Like, looking at the input cap for example, you will have input bias current on the op amp and that will give some DC offset. Maybe it's negative or positive. Depends on direction of I_B. Maybe it's normal for it to go into the op amp and so the right side will be negative. That doesn't tell you anything about the voltage on the input side though. Being a newbie, I have no clue what DC offset might be there coming from DAC. So this is something I'm unsure about and would love to hear what the people here think and learn why this is okay.

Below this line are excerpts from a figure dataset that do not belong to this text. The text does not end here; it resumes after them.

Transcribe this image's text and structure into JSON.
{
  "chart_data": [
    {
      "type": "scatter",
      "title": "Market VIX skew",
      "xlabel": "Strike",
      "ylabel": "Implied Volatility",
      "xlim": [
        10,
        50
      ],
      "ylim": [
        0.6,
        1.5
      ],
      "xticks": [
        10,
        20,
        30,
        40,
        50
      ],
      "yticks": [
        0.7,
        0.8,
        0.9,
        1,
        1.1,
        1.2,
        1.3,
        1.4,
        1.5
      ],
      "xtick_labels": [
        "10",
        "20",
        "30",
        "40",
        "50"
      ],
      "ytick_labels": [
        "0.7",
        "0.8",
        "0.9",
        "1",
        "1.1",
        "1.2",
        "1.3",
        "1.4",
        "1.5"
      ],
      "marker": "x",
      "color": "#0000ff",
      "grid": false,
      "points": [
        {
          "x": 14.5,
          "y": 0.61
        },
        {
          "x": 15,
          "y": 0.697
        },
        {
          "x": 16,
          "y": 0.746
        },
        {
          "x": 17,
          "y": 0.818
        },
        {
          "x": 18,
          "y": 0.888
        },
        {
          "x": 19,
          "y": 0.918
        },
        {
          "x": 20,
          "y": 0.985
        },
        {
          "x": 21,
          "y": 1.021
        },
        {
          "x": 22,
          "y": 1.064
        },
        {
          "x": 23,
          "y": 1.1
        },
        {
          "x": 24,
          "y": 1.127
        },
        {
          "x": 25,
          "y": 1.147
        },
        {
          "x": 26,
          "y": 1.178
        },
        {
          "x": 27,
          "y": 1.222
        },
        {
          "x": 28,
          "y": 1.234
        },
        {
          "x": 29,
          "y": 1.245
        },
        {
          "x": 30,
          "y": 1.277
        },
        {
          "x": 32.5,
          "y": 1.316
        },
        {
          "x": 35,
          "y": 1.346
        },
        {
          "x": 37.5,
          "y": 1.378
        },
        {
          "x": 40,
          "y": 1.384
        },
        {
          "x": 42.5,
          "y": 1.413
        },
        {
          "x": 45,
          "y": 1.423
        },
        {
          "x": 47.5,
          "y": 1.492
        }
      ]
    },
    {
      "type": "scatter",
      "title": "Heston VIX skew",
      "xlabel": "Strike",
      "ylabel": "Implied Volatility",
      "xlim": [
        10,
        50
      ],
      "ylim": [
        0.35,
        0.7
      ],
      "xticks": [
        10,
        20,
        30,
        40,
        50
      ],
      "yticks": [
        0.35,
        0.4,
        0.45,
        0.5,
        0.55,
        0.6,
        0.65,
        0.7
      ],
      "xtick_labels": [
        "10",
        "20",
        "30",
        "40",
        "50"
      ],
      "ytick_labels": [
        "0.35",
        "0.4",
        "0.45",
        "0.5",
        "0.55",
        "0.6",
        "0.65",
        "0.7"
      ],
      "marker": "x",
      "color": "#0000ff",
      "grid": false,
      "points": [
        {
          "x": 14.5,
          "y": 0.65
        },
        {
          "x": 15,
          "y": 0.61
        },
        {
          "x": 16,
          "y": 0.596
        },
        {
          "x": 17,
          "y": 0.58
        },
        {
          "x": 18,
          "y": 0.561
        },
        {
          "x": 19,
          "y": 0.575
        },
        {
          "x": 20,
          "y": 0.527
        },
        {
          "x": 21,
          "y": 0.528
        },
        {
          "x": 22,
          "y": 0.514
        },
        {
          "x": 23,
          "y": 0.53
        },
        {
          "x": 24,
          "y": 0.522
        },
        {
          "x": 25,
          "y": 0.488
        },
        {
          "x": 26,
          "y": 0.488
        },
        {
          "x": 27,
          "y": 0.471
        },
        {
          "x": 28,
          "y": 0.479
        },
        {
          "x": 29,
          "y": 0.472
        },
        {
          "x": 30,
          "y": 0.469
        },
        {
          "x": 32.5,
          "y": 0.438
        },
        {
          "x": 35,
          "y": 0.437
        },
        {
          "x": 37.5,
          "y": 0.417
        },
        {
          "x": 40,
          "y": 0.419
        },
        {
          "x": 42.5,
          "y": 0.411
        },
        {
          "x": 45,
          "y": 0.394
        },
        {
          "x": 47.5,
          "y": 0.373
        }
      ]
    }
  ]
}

An electrolytic capacitor can be considered as a capacitor in parallel with a "crappy" diode, so one should pay attention to the polarity of the voltage across it.
A better solution than shown in your circuit is to used a "non-polarized" electrolytic, which is basically two capacitors in series (with opposite polarity).
See:  https://techatronic.com/non-polarized-capacitor-detailed-information-what-is-a-non-polarized-capacitor/
However, if the voltage across the polarized capacitor itself is very small, the unit will still work as a capacitor, so long as the diode current is negligible.
Put a large reverse voltage across the polarized capacitor and it may well explode (literally).
In my audio work, however, I avoided using a normal electrolytic capacitor without a substantial DC voltage across it.

I've seen this same thing in audio power amplifiers for speakers and stuff. One day I'd like to make one and probe the voltages. Anyway, I think you're right. I think they use these electrolytics because they can count on very small DC voltages across them. I need to get around to reading more.

IIRC common wisdom is that elcos can take maybe up to 0.5V reverse bias without major trouble.
I presume it takes some non-zero voltage to trigger the electrochemical reactions involved in DC current flow.

The input side would be OK unless there is horrible DC offset from the upstream gear.
Input current of NE5532 flowing through 10kΩ to ground is just a few mV - not a problem.

But for output coupling? That looks a little dodgy :wtf:
It certainly robs you of one of the benefits of AC coupling, which is protecting the load from output stage failing short.
Not even sure what's the point of this capacitor at all - amp output is zero-centered without it, with just a few mV offset.

If you are concerned about A1 offset amplified by closed loop gain, put a cap between the stages like in Objective2.

That voltage seems reasonable for the parasitic diode in the capacitor.
Before electrolytic construction was used for capacitors, it was used in "electrolytic detectors" (Fessenden's invention for an RF detector diode) and "electrolytic rectifiers" (for power applications).